Novartis RNA Therapy Shows Promise in Treating Rare Muscular Dystrophy

For people living with facioscapulohumeral muscular dystrophy (FSHD), daily life can be a struggle. FSHD is a rare genetic disorder that causes progressive muscle weakness, often leading to mobility issues and the need for wheelchairs. However, recent clinical trial results from Novartis have brought new hope to patients and their families.

Novartis's experimental RNA therapy, delpacibart braxlosiran (del-brax), has demonstrated promising outcomes in a Phase 1/2 study named FORTITUDE. The therapy is designed to reduce the expression of DUX4 messenger RNA, which plays a crucial role in the muscle damage associated with FSHD. By targeting this specific genetic mechanism, del-brax aims to slow or even halt the progression of the disease.

In the FORTITUDE trial, Novartis reported that del-brax led to significant reductions in blood levels of cDUX, a biomarker of FSHD. This achievement meets the primary goal of the biomarker cohort in the placebo-controlled study. The therapy showed a reduction in creatine kinase, another protein that indicates muscle damage, further supporting its potential effectiveness.

A New Class of RNA Therapies

Del-brax is part of an emerging class of treatments known as antibody oligonucleotide conjugates (AOCs). These therapies combine the targeting precision of antibodies with the therapeutic power of oligonucleotides to modify RNA function. In the case of del-brax, the antibody delivers an oligonucleotide that specifically targets and reduces DUX4 mRNA expression.

The development of AOCs represents a significant advancement in genetic medicine, offering new possibilities for treating conditions previously considered untreatable. Novartis's acquisition of Avidity Biosciences, the original developer of del-brax, for $12 billion underscores the company's commitment to this innovative approach.

Avidity had already reported promising Phase 1/2 results showing that del-brax not only reduced DUX4 expression but also showed signs of improving muscle function. These findings laid the groundwork for a larger, placebo-controlled Phase 3 clinical trial, which began last year. This trial will serve as the confirmatory study if del-brax receives accelerated approval from regulatory bodies.

What Comes Next

The next steps for del-brax include further analysis of the FORTITUDE trial data and preparation for potential regulatory submissions. Avidity's previous agreement with the FDA that cDUX reduction can serve as a surrogate endpoint for accelerated approval could expedite the process, bringing hope to patients who have few treatment options.

If approved, del-brax would be the first targeted therapy for FSHD, marking a significant milestone in the treatment of this rare disorder. The potential impact on public health is substantial, as it could improve the quality of life for thousands of individuals and their families.
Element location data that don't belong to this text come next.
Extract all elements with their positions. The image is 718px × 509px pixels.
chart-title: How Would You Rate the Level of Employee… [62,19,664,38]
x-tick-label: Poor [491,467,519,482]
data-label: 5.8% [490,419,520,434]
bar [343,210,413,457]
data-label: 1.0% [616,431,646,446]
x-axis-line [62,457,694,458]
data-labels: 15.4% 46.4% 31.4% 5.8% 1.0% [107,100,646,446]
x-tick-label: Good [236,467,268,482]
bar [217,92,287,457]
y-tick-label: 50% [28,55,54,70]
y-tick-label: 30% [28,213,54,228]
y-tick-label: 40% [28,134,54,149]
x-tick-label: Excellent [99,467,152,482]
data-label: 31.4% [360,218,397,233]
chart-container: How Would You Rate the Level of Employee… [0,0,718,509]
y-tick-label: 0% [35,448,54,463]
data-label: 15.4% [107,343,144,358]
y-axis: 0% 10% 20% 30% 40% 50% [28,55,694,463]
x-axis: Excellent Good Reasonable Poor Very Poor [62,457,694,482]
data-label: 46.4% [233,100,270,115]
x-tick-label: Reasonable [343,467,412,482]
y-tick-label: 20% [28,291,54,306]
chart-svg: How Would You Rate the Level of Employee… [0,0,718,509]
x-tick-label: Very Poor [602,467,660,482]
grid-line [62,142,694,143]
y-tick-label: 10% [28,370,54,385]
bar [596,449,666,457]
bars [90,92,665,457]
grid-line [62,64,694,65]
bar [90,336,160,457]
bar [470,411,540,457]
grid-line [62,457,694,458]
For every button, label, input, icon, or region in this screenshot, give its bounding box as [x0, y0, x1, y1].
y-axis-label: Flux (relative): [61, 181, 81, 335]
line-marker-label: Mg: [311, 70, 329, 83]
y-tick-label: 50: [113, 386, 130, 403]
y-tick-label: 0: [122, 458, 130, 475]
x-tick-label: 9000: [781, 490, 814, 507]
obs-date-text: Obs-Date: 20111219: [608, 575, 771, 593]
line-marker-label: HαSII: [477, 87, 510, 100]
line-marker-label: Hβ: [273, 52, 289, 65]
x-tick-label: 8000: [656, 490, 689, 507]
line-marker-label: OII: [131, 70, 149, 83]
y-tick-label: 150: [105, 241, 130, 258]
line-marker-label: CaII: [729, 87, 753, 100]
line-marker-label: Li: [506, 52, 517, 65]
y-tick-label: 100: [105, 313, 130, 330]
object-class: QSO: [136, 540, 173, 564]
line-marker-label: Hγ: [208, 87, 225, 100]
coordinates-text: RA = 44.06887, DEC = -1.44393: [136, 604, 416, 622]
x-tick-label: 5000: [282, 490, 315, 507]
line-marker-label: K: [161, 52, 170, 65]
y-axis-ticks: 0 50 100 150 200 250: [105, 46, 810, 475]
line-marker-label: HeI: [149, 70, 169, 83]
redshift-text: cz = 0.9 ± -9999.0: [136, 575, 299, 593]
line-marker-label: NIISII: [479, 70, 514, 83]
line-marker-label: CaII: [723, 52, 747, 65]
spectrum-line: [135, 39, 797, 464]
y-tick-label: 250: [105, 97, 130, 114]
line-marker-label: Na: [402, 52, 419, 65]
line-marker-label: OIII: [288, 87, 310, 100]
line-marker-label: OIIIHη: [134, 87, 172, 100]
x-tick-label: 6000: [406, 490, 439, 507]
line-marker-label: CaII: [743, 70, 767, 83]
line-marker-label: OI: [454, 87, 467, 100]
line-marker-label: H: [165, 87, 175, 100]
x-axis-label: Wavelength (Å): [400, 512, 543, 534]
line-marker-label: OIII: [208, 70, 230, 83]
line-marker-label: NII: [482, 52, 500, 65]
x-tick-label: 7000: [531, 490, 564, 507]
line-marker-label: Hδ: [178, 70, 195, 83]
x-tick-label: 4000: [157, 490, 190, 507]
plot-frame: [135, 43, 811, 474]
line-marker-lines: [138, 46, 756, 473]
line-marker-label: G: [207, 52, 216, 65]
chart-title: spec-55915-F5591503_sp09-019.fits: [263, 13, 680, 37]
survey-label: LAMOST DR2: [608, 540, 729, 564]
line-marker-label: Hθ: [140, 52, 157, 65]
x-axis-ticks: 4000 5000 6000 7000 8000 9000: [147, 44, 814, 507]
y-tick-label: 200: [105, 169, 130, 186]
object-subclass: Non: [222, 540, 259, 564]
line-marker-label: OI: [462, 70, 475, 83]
The broader implications extend beyond FSHD. The success of AOCs like del-brax could open new avenues for treating other genetic disorders, further advancing the field of RNA medicine. As research continues, the potential to address a wide range of conditions with precision and efficacy becomes increasingly promising.

For now, the focus remains on ensuring that del-brax meets all safety and efficacy standards in ongoing trials. The journey from lab to patient is long and complex, but the progress made so far offers a beacon of hope for those affected by FSHD and other rare genetic diseases.